The test suite now includes regression checks for the dataset readers and the pre-clustered IVF flow. Run the full suite along with the standard linters before submitting changes:

cargo fmt
cargo clippy --all-targets --all-features
cargo test

For dataset-backed evaluation, invoke the gist binary as described above.

Publishing to crates.io

The crate is configured for publication on crates.io. Before publishing a new release:

  1. Update the version – bump the version field in Cargo.toml following semantic versioning.

  2. Log in to crates.io – authenticate once per workstation:

    cargo login <your-api-token>
    
  3. Validate the package – ensure the crate builds cleanly and packages without missing files:

    cargo fmt
    cargo clippy --all-targets --all-features
    cargo test
    cargo package
    

    Inspect the generated .crate archive under target/package/ if you need to double-check the bundle contents.

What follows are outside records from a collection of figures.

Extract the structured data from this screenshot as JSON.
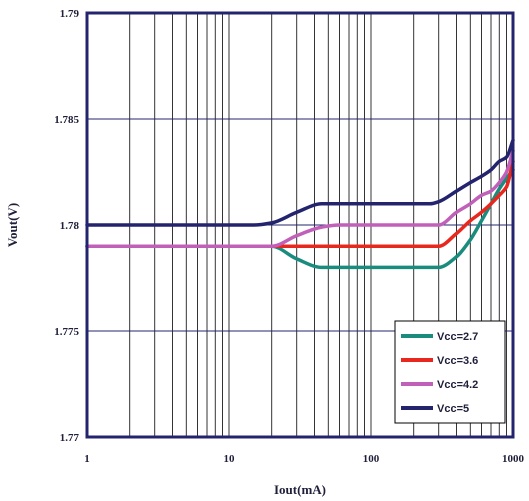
{
  "chart_data": {
    "type": "line",
    "xscale": "log",
    "xlim": [
      1,
      1000
    ],
    "ylim": [
      1.77,
      1.79
    ],
    "xlabel": "Iout(mA)",
    "ylabel": "Vout(V)",
    "x_ticks": [
      {
        "value": 1,
        "label": "1"
      },
      {
        "value": 10,
        "label": "10"
      },
      {
        "value": 100,
        "label": "100"
      },
      {
        "value": 1000,
        "label": "1000"
      }
    ],
    "y_ticks": [
      {
        "value": 1.77,
        "label": "1.77"
      },
      {
        "value": 1.775,
        "label": "1.775"
      },
      {
        "value": 1.78,
        "label": "1.78"
      },
      {
        "value": 1.785,
        "label": "1.785"
      },
      {
        "value": 1.79,
        "label": "1.79"
      }
    ],
    "grid": true,
    "legend_position": "bottom-right",
    "series": [
      {
        "name": "Vcc=2.7",
        "color": "#1a8c7e",
        "x": [
          1,
          5,
          10,
          15,
          20,
          30,
          45,
          60,
          80,
          100,
          150,
          200,
          260,
          300,
          400,
          500,
          600,
          700,
          800,
          900,
          1000
        ],
        "y": [
          1.779,
          1.779,
          1.779,
          1.779,
          1.779,
          1.7784,
          1.778,
          1.778,
          1.778,
          1.778,
          1.778,
          1.778,
          1.778,
          1.778,
          1.7785,
          1.7793,
          1.7802,
          1.781,
          1.7817,
          1.7822,
          1.7826
        ]
      },
      {
        "name": "Vcc=3.6",
        "color": "#e8281e",
        "x": [
          1,
          5,
          10,
          15,
          20,
          30,
          50,
          80,
          100,
          150,
          200,
          260,
          300,
          400,
          500,
          600,
          700,
          800,
          900,
          1000
        ],
        "y": [
          1.779,
          1.779,
          1.779,
          1.779,
          1.779,
          1.779,
          1.779,
          1.779,
          1.779,
          1.779,
          1.779,
          1.779,
          1.779,
          1.7796,
          1.7802,
          1.7806,
          1.781,
          1.7814,
          1.7818,
          1.783
        ]
      },
      {
        "name": "Vcc=4.2",
        "color": "#c060b8",
        "x": [
          1,
          5,
          10,
          15,
          20,
          30,
          45,
          60,
          80,
          100,
          150,
          200,
          260,
          300,
          400,
          500,
          600,
          700,
          800,
          900,
          1000
        ],
        "y": [
          1.779,
          1.779,
          1.779,
          1.779,
          1.779,
          1.7795,
          1.7799,
          1.78,
          1.78,
          1.78,
          1.78,
          1.78,
          1.78,
          1.78,
          1.7806,
          1.781,
          1.7814,
          1.7816,
          1.782,
          1.7825,
          1.7835
        ]
      },
      {
        "name": "Vcc=5",
        "color": "#24246e",
        "x": [
          1,
          5,
          10,
          12,
          15,
          20,
          30,
          45,
          60,
          80,
          100,
          150,
          200,
          260,
          300,
          400,
          500,
          600,
          700,
          800,
          900,
          1000
        ],
        "y": [
          1.78,
          1.78,
          1.78,
          1.78,
          1.78,
          1.7801,
          1.7806,
          1.781,
          1.781,
          1.781,
          1.781,
          1.781,
          1.781,
          1.781,
          1.7811,
          1.7816,
          1.782,
          1.7823,
          1.7826,
          1.783,
          1.7832,
          1.784
        ]
      }
    ]
  }
}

  4. Publish – when you are ready, push the package live:

    cargo publish
    

If you need to yank a release, run cargo yank --vers <version> (optionally with --undo). Remember that published versions are immutable, so double-check the README and API docs before releasing.

Project structure

src/
  bin/gist.rs     # CLI for building & evaluating IVF + RaBitQ on GIST
  io.rs           # .fvecs/.ivecs readers and helpers
  ivf.rs          # IVF + RaBitQ searcher and training routines
  kmeans.rs       # Lightweight k-means used for in-crate training
  math.rs         # Vector math helpers
  quantizer.rs    # Core RaBitQ quantisation logic
  rotation.rs     # Random orthonormal rotator

Refer to README.origin.md for the original upstream documentation.